A favorite project was a jet-stirred reactor he built about seven years ago for a postdoctoral fellow — with help from other campus shops — to study the combustion of molecules. She was struggling, in part, because “men were discounting her,” says Breen. “But I had faith in her. And based on this work, she got a professorship in Florida, a tenured job.”
Jim Breen says his favorite part of the job is “the human interaction,” the chance to collaborate with researchers and help them decide what custom equipment they need for their experiments, and then to build it for them. (Photo by Brittany Hosea-Small)
‘Routine isn’t what Jim does’
Controlled atmosphere “gloveboxes,” or “dry boxes” — sealed containers that allow researchers to manipulate air- and water-sensitive materials using gloves built into the boxes’ sides — are causing a drop in wet chemistry, which is scientists’ use of classical methods and laboratory glassware to test materials in liquid form.
“The glass you use inside these boxes is cheaper and simpler to use, and vacuum lines are less common in labs now,” adds John Arnold, a Berkeley chemistry professor. “Also, mass production of fully-assembled glass equipment has increased in places cheaper than California. You can send them drawings and get a quote.”
But Arnold, who learned glassblowing as a teen in community college in England, adds that “much of what these commercial glass shops are doing is routine, repetitive work. Routine isn’t what Jim does.”
When researchers visit the College of Chemistry Glass Shop, their projects are often “in their imagination,” says Jim Breen, “and we come up with a design.” They grab a stool at a tabletop he calls his “altar of ideas.” (Photo by Brittany Hosea-Small)
Berkeley juniors and seniors in Chemistry 108 — an inorganic synthesis lab that teaches them synthetic chemistry research skills — are taught glassblowing techniques, but they are basic ones, such as how to seal up a sample in a glass tube. Repairing glassware they crack or designing complex vessels for experiments aren’t in the syllabus.

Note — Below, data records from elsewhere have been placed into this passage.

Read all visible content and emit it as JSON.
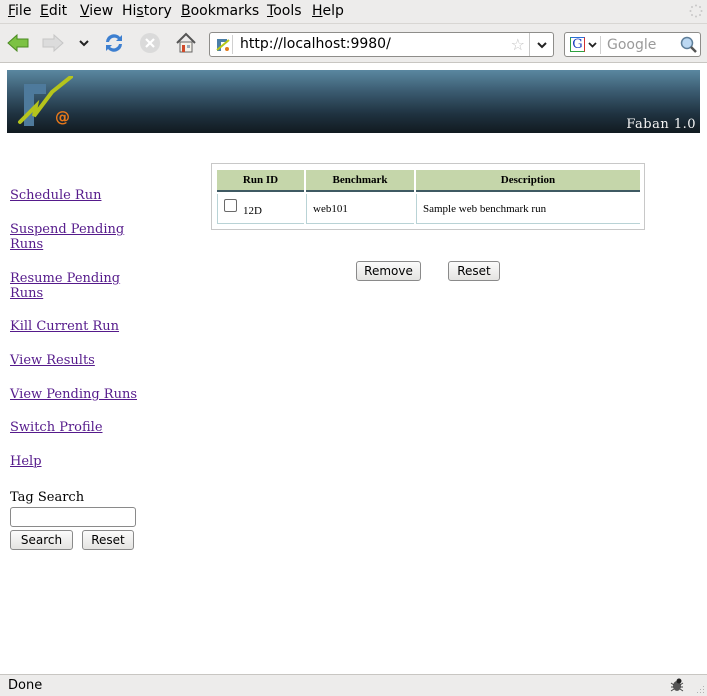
{
  "browser": {
    "menu": [
      {
        "label": "File",
        "accel": "F",
        "rest": "ile"
      },
      {
        "label": "Edit",
        "accel": "E",
        "rest": "dit"
      },
      {
        "label": "View",
        "accel": "V",
        "rest": "iew"
      },
      {
        "label": "History",
        "pre": "Hi",
        "accel": "s",
        "rest": "tory"
      },
      {
        "label": "Bookmarks",
        "accel": "B",
        "rest": "ookmarks"
      },
      {
        "label": "Tools",
        "accel": "T",
        "rest": "ools"
      },
      {
        "label": "Help",
        "accel": "H",
        "rest": "elp"
      }
    ],
    "url": "http://localhost:9980/",
    "search_placeholder": "Google",
    "status": "Done"
  },
  "page": {
    "app_version": "Faban  1.0",
    "nav": [
      {
        "line1": "Schedule Run"
      },
      {
        "line1": "Suspend Pending",
        "line2": "Runs"
      },
      {
        "line1": "Resume Pending",
        "line2": "Runs"
      },
      {
        "line1": "Kill Current Run"
      },
      {
        "line1": "View Results"
      },
      {
        "line1": "View Pending Runs"
      },
      {
        "line1": "Switch Profile"
      },
      {
        "line1": "Help"
      }
    ],
    "tag_search": {
      "label": "Tag Search",
      "value": "",
      "search_button": "Search",
      "reset_button": "Reset"
    },
    "runs_table": {
      "columns": [
        "Run ID",
        "Benchmark",
        "Description"
      ],
      "rows": [
        {
          "run_id": "12D",
          "benchmark": "web101",
          "description": "Sample web benchmark run",
          "checked": false
        }
      ]
    },
    "actions": {
      "remove": "Remove",
      "reset": "Reset"
    }
  },
  "colors": {
    "link": "#551a8b",
    "table_header_bg": "#c5d6aa",
    "table_header_rule": "#3f5a63",
    "banner_top": "#5a87a0",
    "banner_bottom": "#111a20"
  }
}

That’s why Breen’s in business. And he’s not ready to retire yet. He does wonder, though, if he’ll be replaced when that day arrives. “This work will always be needed,” he says.

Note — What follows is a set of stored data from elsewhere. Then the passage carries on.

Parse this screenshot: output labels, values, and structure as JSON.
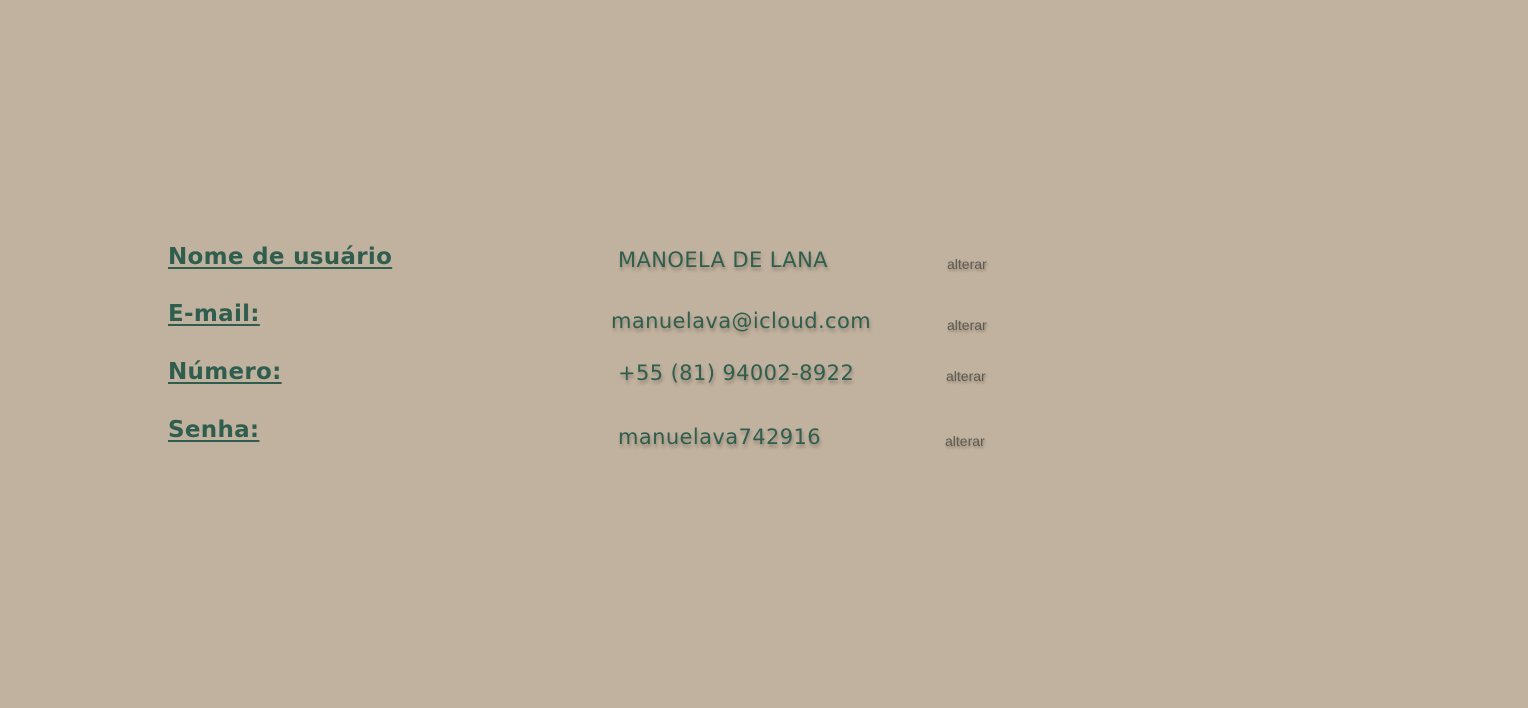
{
  "fields": [
    {
      "label": "Nome de usuário",
      "value": "MANOELA DE LANA",
      "action": "alterar"
    },
    {
      "label": "E-mail:",
      "value": "manuelava@icloud.com",
      "action": "alterar"
    },
    {
      "label": "Número:",
      "value": "+55 (81) 94002-8922",
      "action": "alterar"
    },
    {
      "label": "Senha:",
      "value": "manuelava742916",
      "action": "alterar"
    }
  ],
  "colors": {
    "background": "#c1b29f",
    "accent": "#2f5e4e",
    "link": "#5d5a52"
  }
}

As an experimental chemist, says Arnold, “it would be a sad day for me and my group if we didn’t have someone like Jim to talk to.
“It’s a shame that manual skills like this, with your hands, are becoming less and less important. It’s easy to imagine that this work grows on trees — that if you break something, you can just buy more. But it’s been made with a skill people have worked on and taken the trouble and pride to develop. That still has huge value and can’t become lost.”